Sometimes you just want piece of chocolate pie. This is a simple chocolate mousse pie recipe really hit the spot for my husband and I last week. This recipe uses a simple technique I’ve used previously when experimenting with creamy pie textures. The technique involves melting the chocolate and folding it into some freshly made whipped cream. The mousse has a smooth, velvety texture, tastes rich, and is easy to make. For beset results, make this pie one day before you plan on serving it so that it has time to solidify in the fridge.
For a vegan version of this pie, simply make my Vegan Chocolate Mousse recipe and use it as the filling. To make the crust, you can use vegan butter and oreo cookies. And to make this recipe gluten-free, simply use Glutino Chocolate Vanilla Creme Cookies to make the crust!
If I can’t find chocolate crumbs or don’t have the time, I like to buy the pre-made crusts from the grocery store (they are usually located in the baking aisle). My favorite is the oreo crust, but if you can’t find it, chocolate crust works as well. Also, I usually make this pie without strawberries, but if you have them, they always a great addition.
CHOCOLATE MOUSSE PIE: (vegan option, gluten-free option)
(makes 1 pie)
1 cup chocolate cookie crumbs (or oreo cookie crumbs)
3 T butter, melted (or vegan butter)
1 Oreo-Pie Crust or Chocolate-Pie Crust (pre-made)
Filling (non-vegan option)
2 cups semi-sweet or dark chocolate chips
1/2 cup water
2 T light corn syrup
2 1/2 cup heavy whipping cream
1 T white sugar
strawberries, halved (optional)
Filling (vegan option) – simply follow directions to make this vegan mousse.
- For Pie Crust: Mix crumbs & butter thoroughly. Get a pie pan or disposable foil pie pan and press mixture evenly on the bottom of the pan. Set aside.
- For the Filling: Put the chocolate chips in a mixing bowl. In a small saucepan, mix the water and corn syrup. Bring to a boil over medium heat and simmer for 1 minute. Immediately pour over the chocolate chips and blend (using hand blender if possible) until the chocolate mixture is smooth. Cool completely to room temperature.
- While the chocolate cools, beat 1 1/2 cup of whipping cream to form stiff peaks.

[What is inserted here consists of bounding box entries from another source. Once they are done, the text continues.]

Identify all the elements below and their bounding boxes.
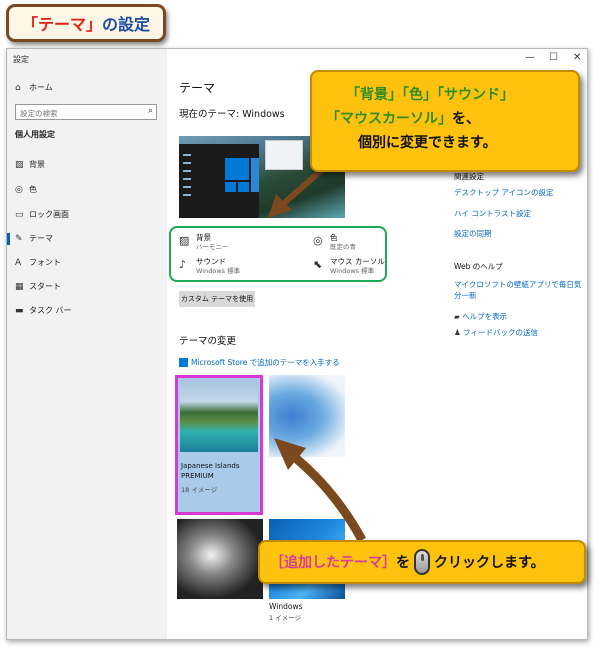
callout-line: 「マウスカーソル」を、 [326, 108, 480, 130]
callout-black-text: を、 [452, 111, 480, 127]
arrow-to-added-theme [289, 451, 366, 543]
callout-text: クリックします。 [434, 555, 545, 571]
callout-individual-settings: 「背景」「色」「サウンド」 「マウスカーソル」を、 個別に変更できます。 [310, 70, 580, 172]
callout-line: 個別に変更できます。 [358, 135, 497, 151]
callout-green-text: 「マウスカーソル」 [326, 111, 452, 127]
mouse-icon [414, 549, 430, 575]
callout-highlight-text: ［追加したテーマ］ [270, 555, 396, 571]
callout-text: を [396, 555, 410, 571]
callout-click-theme: ［追加したテーマ］ を クリックします。 [258, 540, 586, 584]
callout-line: 「背景」「色」「サウンド」 [346, 87, 514, 103]
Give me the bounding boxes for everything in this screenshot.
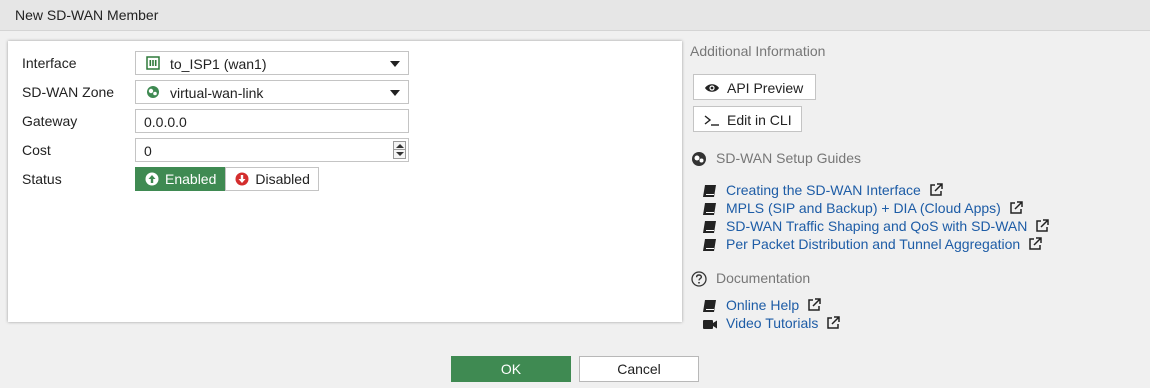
guide-link-label: Creating the SD-WAN Interface: [726, 182, 921, 198]
video-camera-icon: [703, 320, 717, 329]
interface-row: Interface to_ISP1 (wan1): [8, 51, 682, 75]
step-down-icon[interactable]: [396, 152, 404, 156]
external-link-icon: [808, 298, 821, 311]
gateway-row: Gateway 0.0.0.0: [8, 109, 682, 133]
book-icon: [703, 185, 716, 197]
eye-icon: [705, 84, 719, 92]
book-icon: [703, 239, 716, 251]
zone-row: SD-WAN Zone virtual-wan-link: [8, 80, 682, 104]
cost-value: 0: [144, 143, 152, 159]
external-link-icon: [1036, 219, 1050, 232]
status-enabled-button[interactable]: Enabled: [135, 167, 226, 191]
port-icon: [146, 56, 160, 70]
dialog-titlebar: New SD-WAN Member: [0, 0, 1150, 31]
gateway-value: 0.0.0.0: [144, 114, 187, 130]
status-disabled-button[interactable]: Disabled: [225, 167, 319, 191]
status-label: Status: [22, 171, 62, 187]
interface-value: to_ISP1 (wan1): [170, 56, 267, 72]
arrow-down-circle-icon: [235, 172, 249, 186]
guide-link-label: MPLS (SIP and Backup) + DIA (Cloud Apps): [726, 200, 1001, 216]
zone-label: SD-WAN Zone: [22, 84, 115, 100]
cost-input[interactable]: 0: [135, 138, 409, 162]
zone-value: virtual-wan-link: [170, 85, 264, 101]
gateway-label: Gateway: [22, 113, 78, 129]
online-help-label: Online Help: [726, 297, 800, 313]
sdwan-zone-icon: [147, 86, 159, 98]
ok-button[interactable]: OK: [451, 356, 571, 382]
chevron-down-icon: [390, 61, 400, 67]
external-link-icon: [827, 316, 841, 329]
interface-label: Interface: [22, 55, 77, 71]
video-tutorials-label: Video Tutorials: [726, 315, 819, 331]
guide-link-label: Per Packet Distribution and Tunnel Aggre…: [726, 236, 1021, 252]
guide-link-label: SD-WAN Traffic Shaping and QoS with SD-W…: [726, 218, 1028, 234]
status-toggle: Enabled Disabled: [135, 167, 319, 191]
additional-info-title: Additional Information: [690, 43, 826, 59]
cost-label: Cost: [22, 142, 51, 158]
external-link-icon: [1010, 201, 1023, 214]
book-icon: [703, 203, 716, 215]
arrow-up-circle-icon: [145, 172, 159, 186]
zone-select[interactable]: virtual-wan-link: [135, 80, 409, 104]
cost-row: Cost 0: [8, 138, 682, 162]
edit-cli-button[interactable]: Edit in CLI: [693, 106, 802, 132]
dialog-title: New SD-WAN Member: [15, 7, 159, 23]
step-up-icon[interactable]: [396, 144, 404, 148]
guides-title: SD-WAN Setup Guides: [716, 150, 861, 166]
status-row: Status Enabled Disabled: [8, 167, 682, 191]
external-link-icon: [930, 183, 943, 196]
external-link-icon: [1029, 237, 1042, 250]
interface-select[interactable]: to_ISP1 (wan1): [135, 51, 409, 75]
edit-cli-label: Edit in CLI: [727, 112, 792, 128]
api-preview-button[interactable]: API Preview: [693, 74, 816, 100]
form-panel: Interface to_ISP1 (wan1) SD-WAN Zone vir…: [8, 41, 682, 322]
status-disabled-label: Disabled: [255, 171, 310, 187]
documentation-title: Documentation: [716, 270, 811, 286]
gateway-input[interactable]: 0.0.0.0: [135, 109, 409, 133]
status-enabled-label: Enabled: [165, 171, 217, 187]
stepper-divider: [394, 149, 405, 150]
sdwan-guides-icon: [692, 152, 706, 166]
cost-stepper[interactable]: [393, 141, 406, 159]
chevron-down-icon: [390, 90, 400, 96]
terminal-icon: [704, 115, 719, 126]
book-icon: [703, 300, 716, 312]
book-icon: [703, 221, 716, 233]
cancel-button[interactable]: Cancel: [579, 356, 699, 382]
api-preview-label: API Preview: [727, 80, 804, 96]
help-circle-icon: [691, 271, 707, 287]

With a rubber spatula, fold cooled chocolate into whipped cream and mix thoroughly. Note: be sure to combine the two by FOLDING.
- Cover and refrigerate for 4-24 hours.
- A few hours before serving, beat remaining 1 cup cream to form soft peaks. Add sugar. Beat to form stiff peaks. Dollop the whipped cream on top of the pie and serve!
(note: the key to good filling consistency is to make sure you fold the whipped cream into the chocolate mixture properly)
Add Strawberries (optional):
- Before adding chocolate filling to the pie crust, stand the strawberry halves around the outside edge of the pan, touching, side by side, pointed ends up, with the cut sides against the side of the pan. Then pour the chocolate filling in surrounding the strawberries (note: strawberries may still be sticking out)
- Before serving, you can also add a few strawberry halves on top of the dolloped whipped cream.